Although there has been scepticism that low-cost operators who use widebodies are able to manage their costs well, AirAsia X has proven otherwise. The key to success in the long-haul business, Azran says, is to maintain high aircraft utilisation and load factors to bring costs down.

He shared that the airline's unit cost per ASK is 3.7 cents, much lower than the 9 cents that legacy carriers typically operate at. AirAsia X utilises its aircraft for about 16.5h daily, and last year, its load factor stood at 84%.

It is also important to get the carrier's operating model right, and concentrate on penetrating its few chosen markets, rather than "grab as many countries and stretching yourself too thin".

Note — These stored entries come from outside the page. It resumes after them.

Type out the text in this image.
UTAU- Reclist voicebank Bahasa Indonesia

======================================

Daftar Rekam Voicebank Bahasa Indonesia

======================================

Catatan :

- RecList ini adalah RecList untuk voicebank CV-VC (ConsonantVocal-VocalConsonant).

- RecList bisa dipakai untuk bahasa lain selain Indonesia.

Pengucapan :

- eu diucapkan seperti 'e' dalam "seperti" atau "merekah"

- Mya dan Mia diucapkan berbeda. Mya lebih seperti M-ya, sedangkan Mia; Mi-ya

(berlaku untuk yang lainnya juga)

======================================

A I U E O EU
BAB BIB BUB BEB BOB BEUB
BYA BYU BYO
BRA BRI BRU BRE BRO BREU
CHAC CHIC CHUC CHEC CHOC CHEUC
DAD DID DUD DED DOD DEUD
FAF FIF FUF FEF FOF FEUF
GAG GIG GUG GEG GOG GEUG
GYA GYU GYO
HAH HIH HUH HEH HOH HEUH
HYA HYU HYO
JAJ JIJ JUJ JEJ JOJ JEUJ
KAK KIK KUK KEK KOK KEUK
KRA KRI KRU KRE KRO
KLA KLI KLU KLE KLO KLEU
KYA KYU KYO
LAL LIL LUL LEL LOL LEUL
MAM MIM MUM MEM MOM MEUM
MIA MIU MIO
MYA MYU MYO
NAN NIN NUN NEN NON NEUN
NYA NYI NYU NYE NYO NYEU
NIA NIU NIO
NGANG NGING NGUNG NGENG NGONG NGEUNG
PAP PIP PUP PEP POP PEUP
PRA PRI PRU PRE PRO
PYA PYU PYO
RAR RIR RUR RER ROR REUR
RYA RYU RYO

This is why in early 2012, AirAsia X suspended services to Paris, London, Mumbai, New Delhi and Christchurch because of rising fuel costs and to improve operating efficiency. It was also using some of its fuel-hungry Airbus A340s on those long-haul routes, which proved to be inefficient.

"Once you get the right ingredients, it's just like a short-haul LCC. If you have market leadership, it's virtually insurmountable," says Azran.

He adds that the Malaysia-based carrier has yet to experience much of an impact from Scoot's entry because since they are based in different cities, there is a "marginal overlap" on routes. Cebu Pacific's upcoming entrance into the long-haul market will pose "even less overlap" since their niche is in the Philippine worker traffic.

Having completed its listing on Bursa Malaysia, AirAsia X's strategy is to replicate AirAsia's business model and set up joint ventures across the region. It has identified Thailand as its first base outside of Malaysia.